Se ele ia também para resolver problemas de família, não seria a minha presença um tanto afrontosa? Eu, apenas uma companheira para os momentos difíceis da vida dele e há nada mais que um ano em sua companhia?... Sentir-se-iam bem os filhos estando eu presente? Afinal, quem sou eu para eles? Apenas, como o próprio pai afirma, a “encrenca” dele, isto é, alguém fora da família e cuja presença só pode causar problemas...
Por outro lado – matutava eu – ele me havia acompanhado ao Acre, deixando de lado tudo que tinha a resolver aqui, simplesmente para me acompanhar ao Acre; seria justo agora não lhe fazer companhia na viagem a Mato Grosso?
Ainda havia também mais uma preocupação: intuitivamente, eu sabia que algo me aconteceria nessa viagem, talvez mesmo a morte...
Eis a questão: ir ou não ir? Martelava-me a mente a pergunta.
Às vésperas da viagem, o filho caçula dele telefonou e deu todas as coordenadas do vôo em que iriam e meu companheiro mais uma vez veementemente insistiu para que eu marcasse minha passagem no mesmo vôo deles, ida e volta.
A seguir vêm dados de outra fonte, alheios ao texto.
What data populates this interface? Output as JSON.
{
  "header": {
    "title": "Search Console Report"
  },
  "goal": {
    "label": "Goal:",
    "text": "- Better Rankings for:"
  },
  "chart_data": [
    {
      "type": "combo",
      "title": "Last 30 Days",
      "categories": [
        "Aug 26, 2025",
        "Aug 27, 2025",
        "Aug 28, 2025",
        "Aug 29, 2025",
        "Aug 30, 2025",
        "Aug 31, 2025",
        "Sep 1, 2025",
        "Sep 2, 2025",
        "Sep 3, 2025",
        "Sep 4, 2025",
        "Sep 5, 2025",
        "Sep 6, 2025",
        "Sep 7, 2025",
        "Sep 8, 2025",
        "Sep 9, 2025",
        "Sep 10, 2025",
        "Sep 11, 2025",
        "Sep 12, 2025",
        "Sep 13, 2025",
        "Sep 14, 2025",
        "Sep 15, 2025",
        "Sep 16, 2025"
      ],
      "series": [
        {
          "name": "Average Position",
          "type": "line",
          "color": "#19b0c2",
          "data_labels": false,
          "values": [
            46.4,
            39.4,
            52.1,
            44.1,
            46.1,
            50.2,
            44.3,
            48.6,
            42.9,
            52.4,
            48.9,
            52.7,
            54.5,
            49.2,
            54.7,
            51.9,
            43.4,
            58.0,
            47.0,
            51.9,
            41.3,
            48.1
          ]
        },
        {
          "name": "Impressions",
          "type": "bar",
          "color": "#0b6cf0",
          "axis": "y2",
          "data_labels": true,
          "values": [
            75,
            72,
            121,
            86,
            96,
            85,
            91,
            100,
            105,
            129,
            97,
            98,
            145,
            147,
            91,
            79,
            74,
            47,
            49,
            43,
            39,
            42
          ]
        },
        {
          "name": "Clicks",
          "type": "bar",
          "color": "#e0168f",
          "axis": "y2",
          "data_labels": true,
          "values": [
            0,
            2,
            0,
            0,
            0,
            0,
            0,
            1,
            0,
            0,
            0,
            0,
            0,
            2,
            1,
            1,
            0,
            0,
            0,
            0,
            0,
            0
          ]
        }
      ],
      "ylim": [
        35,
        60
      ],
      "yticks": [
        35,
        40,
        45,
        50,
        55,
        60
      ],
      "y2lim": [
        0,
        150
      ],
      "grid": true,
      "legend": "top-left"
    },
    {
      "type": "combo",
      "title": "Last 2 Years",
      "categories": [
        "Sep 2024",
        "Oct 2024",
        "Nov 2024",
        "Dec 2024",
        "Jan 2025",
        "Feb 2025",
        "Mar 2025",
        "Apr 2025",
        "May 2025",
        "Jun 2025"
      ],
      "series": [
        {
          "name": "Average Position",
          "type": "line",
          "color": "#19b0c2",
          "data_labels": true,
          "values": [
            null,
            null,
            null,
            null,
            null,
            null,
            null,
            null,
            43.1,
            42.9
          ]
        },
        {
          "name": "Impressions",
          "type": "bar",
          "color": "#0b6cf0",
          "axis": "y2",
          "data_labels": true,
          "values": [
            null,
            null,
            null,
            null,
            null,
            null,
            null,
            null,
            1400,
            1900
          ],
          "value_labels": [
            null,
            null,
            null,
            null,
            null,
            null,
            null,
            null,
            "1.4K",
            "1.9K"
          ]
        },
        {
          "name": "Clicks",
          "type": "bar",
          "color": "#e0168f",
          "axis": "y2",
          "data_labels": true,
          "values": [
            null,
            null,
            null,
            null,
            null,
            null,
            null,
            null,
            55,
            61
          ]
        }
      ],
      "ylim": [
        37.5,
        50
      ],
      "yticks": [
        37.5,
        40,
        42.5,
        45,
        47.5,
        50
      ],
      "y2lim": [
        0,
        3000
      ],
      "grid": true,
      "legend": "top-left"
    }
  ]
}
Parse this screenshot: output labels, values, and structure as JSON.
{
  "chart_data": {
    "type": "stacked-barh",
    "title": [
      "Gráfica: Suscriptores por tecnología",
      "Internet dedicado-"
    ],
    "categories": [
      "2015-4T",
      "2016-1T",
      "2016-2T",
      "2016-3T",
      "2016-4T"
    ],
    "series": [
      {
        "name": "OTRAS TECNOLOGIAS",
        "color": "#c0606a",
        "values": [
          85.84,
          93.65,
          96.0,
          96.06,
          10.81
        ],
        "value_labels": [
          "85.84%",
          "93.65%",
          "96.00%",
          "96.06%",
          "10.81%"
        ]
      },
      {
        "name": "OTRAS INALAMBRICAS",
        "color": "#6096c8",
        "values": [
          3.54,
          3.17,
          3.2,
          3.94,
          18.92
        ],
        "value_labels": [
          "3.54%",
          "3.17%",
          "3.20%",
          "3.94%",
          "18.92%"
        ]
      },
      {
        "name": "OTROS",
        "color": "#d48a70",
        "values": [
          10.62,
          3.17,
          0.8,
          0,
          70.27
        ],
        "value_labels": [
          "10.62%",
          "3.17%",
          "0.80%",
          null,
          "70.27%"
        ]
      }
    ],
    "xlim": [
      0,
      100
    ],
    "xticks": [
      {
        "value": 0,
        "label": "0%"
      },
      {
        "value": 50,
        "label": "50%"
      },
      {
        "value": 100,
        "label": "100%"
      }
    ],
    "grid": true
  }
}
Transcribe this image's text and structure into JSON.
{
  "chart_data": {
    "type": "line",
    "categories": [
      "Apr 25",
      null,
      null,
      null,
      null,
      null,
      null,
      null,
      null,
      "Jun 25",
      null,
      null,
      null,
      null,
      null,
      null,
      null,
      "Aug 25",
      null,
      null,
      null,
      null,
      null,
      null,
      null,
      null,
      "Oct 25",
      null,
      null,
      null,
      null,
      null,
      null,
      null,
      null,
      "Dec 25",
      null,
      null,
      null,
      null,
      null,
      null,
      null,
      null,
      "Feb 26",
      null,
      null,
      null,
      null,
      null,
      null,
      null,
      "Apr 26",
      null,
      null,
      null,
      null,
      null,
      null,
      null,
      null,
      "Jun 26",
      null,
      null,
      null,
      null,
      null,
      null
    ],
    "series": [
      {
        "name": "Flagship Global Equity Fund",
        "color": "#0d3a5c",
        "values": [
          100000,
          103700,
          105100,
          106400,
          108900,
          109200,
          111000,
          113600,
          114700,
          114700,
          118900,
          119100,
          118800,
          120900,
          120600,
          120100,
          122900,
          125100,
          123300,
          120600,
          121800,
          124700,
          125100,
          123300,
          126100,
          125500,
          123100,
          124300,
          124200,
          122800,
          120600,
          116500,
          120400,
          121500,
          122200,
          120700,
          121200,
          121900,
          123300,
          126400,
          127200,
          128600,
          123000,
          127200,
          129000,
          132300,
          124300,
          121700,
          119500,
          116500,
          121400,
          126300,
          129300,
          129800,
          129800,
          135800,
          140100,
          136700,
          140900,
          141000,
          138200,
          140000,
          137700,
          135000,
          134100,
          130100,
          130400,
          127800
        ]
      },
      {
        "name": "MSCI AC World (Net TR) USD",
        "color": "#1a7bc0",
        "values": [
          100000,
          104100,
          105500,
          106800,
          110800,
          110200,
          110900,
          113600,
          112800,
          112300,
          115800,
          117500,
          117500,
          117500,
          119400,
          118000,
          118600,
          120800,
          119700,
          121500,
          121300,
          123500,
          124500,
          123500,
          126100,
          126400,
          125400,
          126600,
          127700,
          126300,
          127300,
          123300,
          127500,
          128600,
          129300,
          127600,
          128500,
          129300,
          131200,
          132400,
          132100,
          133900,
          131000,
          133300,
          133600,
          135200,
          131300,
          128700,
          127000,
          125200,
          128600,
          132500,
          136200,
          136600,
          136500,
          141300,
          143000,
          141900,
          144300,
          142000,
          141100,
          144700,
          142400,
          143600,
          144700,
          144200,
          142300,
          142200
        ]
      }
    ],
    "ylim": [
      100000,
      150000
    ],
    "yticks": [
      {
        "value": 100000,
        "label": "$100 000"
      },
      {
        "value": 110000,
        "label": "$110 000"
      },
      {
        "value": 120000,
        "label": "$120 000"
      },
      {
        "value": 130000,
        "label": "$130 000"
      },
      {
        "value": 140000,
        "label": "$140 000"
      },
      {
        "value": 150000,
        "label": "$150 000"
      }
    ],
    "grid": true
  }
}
Num repente, reportei-me à internet e lá estava efetuando a referida compra...
Chegamos a Cuiabá a 12 de março de 2011, um sábado, praticamente na hora do almoço; Alexandre e a esposa foram buscar-nos de carro no aeroporto, situado em Vargem Grande.
Abramos um parêntese para reflexão: até então, em minha narrativa não citara o nome de quem quer que fosse, mas agora, falei ALEXANDRE... Por que será? Talvez porque o meu primeiro filho, que faleceu após três horas o nascimento, também se chamava Alexandre... Ainda revejo-lhe a imagem na minha mente... ainda pranteio sua perda...
Bem, chegando em casa de Alexandre, sua esposa tinha-nos preparado gostoso almoço, após o qual telefonei para a filha no Rio de Janeiro.
Visitamos depois parentes que moravam próximo. À noite, liguei para meu filho.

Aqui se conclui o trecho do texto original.